I forgot to tell you that about this time the South African War had broken out, and as things were getting pretty tangled, Hermann-Postlethwaite went out with his regiment, the eighth battalion, not of the Berkshire, but of the Orkney regiment. While he was out there, his brother, in Dr. Charlbury’s home, died, and he succeeded to the baronetcy. As he already had a V.C. and was now given a D.S.O., as well as being one of the people mentioned in dispatches, he was pretty important by the time he came home, when the war was over, just before the elections of 1900.
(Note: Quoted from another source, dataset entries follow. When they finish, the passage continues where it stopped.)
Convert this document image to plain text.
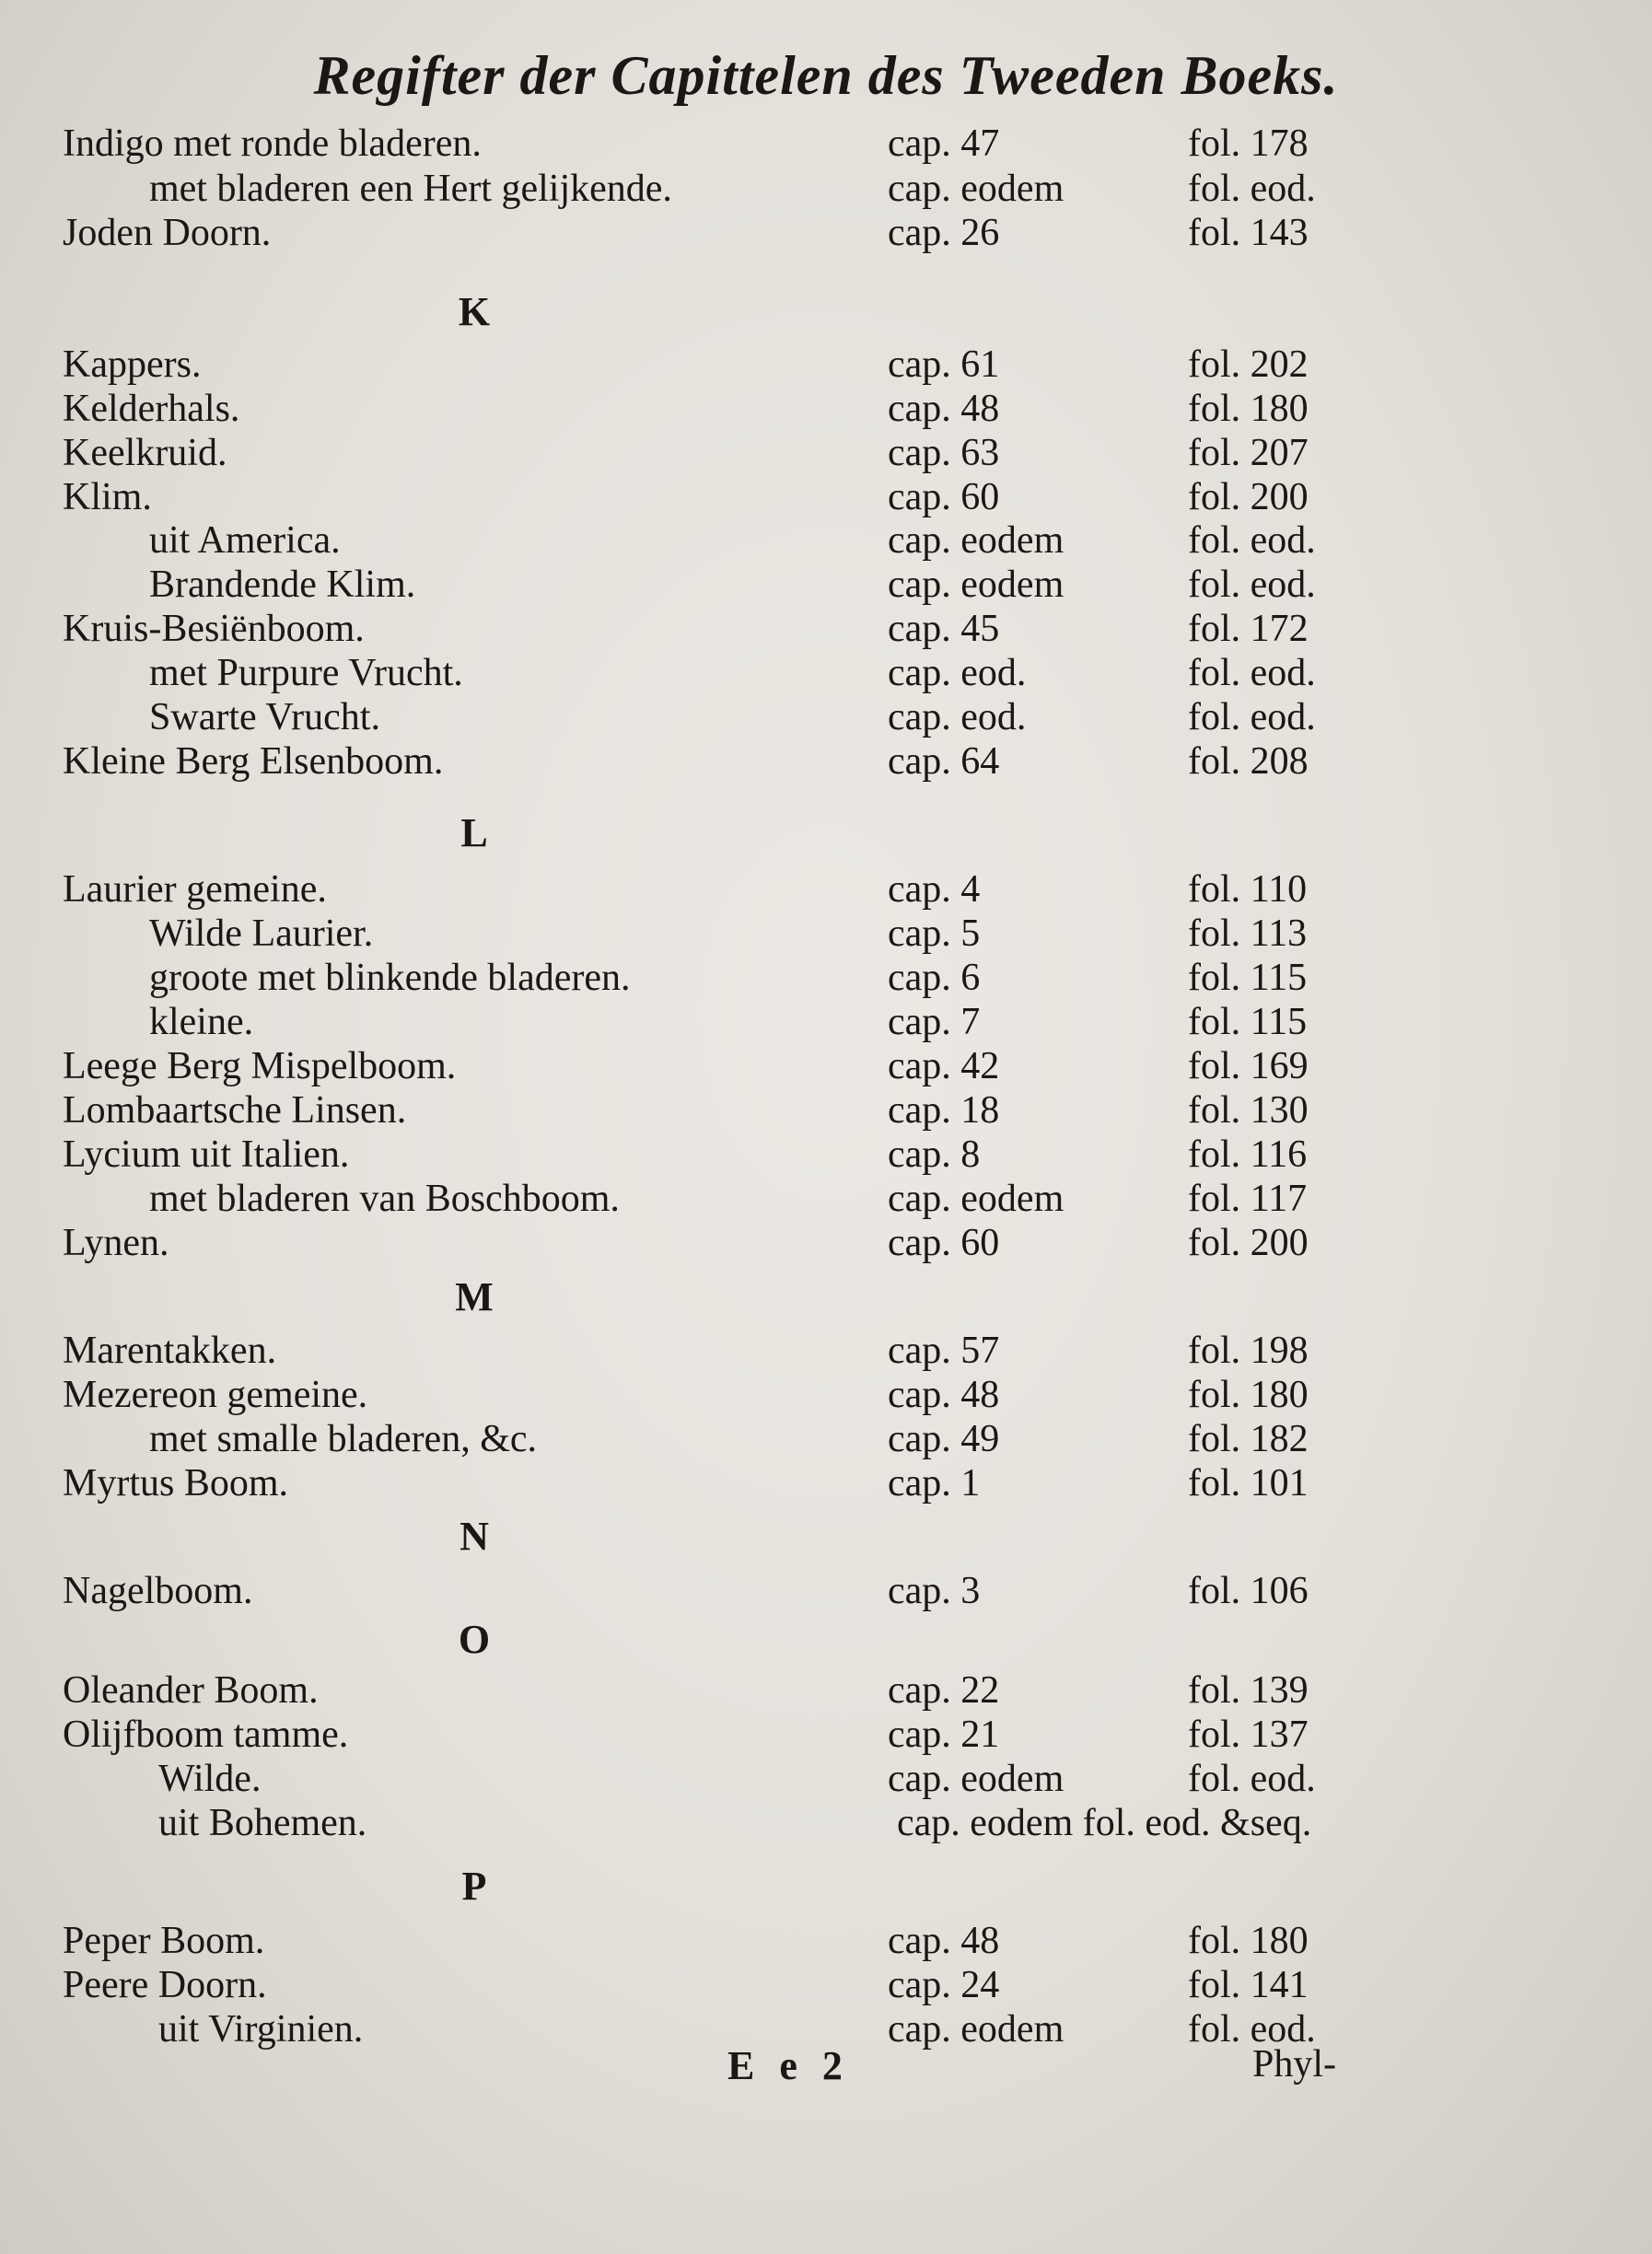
Regifter der Capittelen des Tweeden Boeks.
Indigo met ronde bladeren.	cap. 47	fol. 178
met bladeren een Hert gelijkende.	cap. eodem	fol. eod.
Joden Doorn.	cap. 26	fol. 143
K
Kappers.	cap. 61	fol. 202
Kelderhals.	cap. 48	fol. 180
Keelkruid.	cap. 63	fol. 207
Klim.	cap. 60	fol. 200
uit America.	cap. eodem	fol. eod.
Brandende Klim.	cap. eodem	fol. eod.
Kruis-Besiënboom.	cap. 45	fol. 172
met Purpure Vrucht.	cap. eod.	fol. eod.
Swarte Vrucht.	cap. eod.	fol. eod.
Kleine Berg Elsenboom.	cap. 64	fol. 208
L
Laurier gemeine.	cap. 4	fol. 110
Wilde Laurier.	cap. 5	fol. 113
groote met blinkende bladeren.	cap. 6	fol. 115
kleine.	cap. 7	fol. 115
Leege Berg Mispelboom.	cap. 42	fol. 169
Lombaartsche Linsen.	cap. 18	fol. 130
Lycium uit Italien.	cap. 8	fol. 116
met bladeren van Boschboom.	cap. eodem	fol. 117
Lynen.	cap. 60	fol. 200
M
Marentakken.	cap. 57	fol. 198
Mezereon gemeine.	cap. 48	fol. 180
met smalle bladeren, &c.	cap. 49	fol. 182
Myrtus Boom.	cap. 1	fol. 101
N
Nagelboom.	cap. 3	fol. 106
O
Oleander Boom.	cap. 22	fol. 139
Olijfboom tamme.	cap. 21	fol. 137
Wilde.	cap. eodem	fol. eod.
uit Bohemen.	cap. eodem fol. eod. &seq.
P
Peper Boom.	cap. 48	fol. 180
Peere Doorn.	cap. 24	fol. 141
uit Virginien.	cap. eodem	fol. eod.
E e 2	Phyl-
When he got home he had a splendid welcome, both from his tenants in Berkshire in passing through and from those of his late brother in the big place in Worcestershire. He preferred his Berkshire place, however, and, letting the big place to an American of the name of Hendrik K. Boulge, he went back to his first home. When he got there he thought of the old wood, and went out to look at it. The palings were mended, but they were covered all over with tar! He was exceedingly angry, and ordered them to be painted at once; but the bailiff assured him one could not paint over tar, and so did the carpenter and the foreman. At this he had a fit of rage, and ordered the whole damned thing to be pulled down, and swore he would be damned if he ever had a damned stick or a rail round the damned wood again. He was no longer young; he was getting stout and rather puffy; he was not so reasonable as of old. Anyhow, he had the whole thing pulled down. Next year (that is, in 1901) his wife died.
I wish I had the space to tell you all the other things he did to the wood. How a friend of his having sold a similar wood on the Thames in building lots at L500 an acre, he put up the whole wood at the same rate. How, the whole wood being 200 acres in extent, he hoped to make L100,000 out of it. How he thought this a tidy sum. How he got no offers at this price, nor at L100, nor at L50. How an artist offered him L20 for half an acre to put up a red tin bungalow upon. How he lost his temper with the artist. How at last he left the whole thing alone and tried to forget all about it.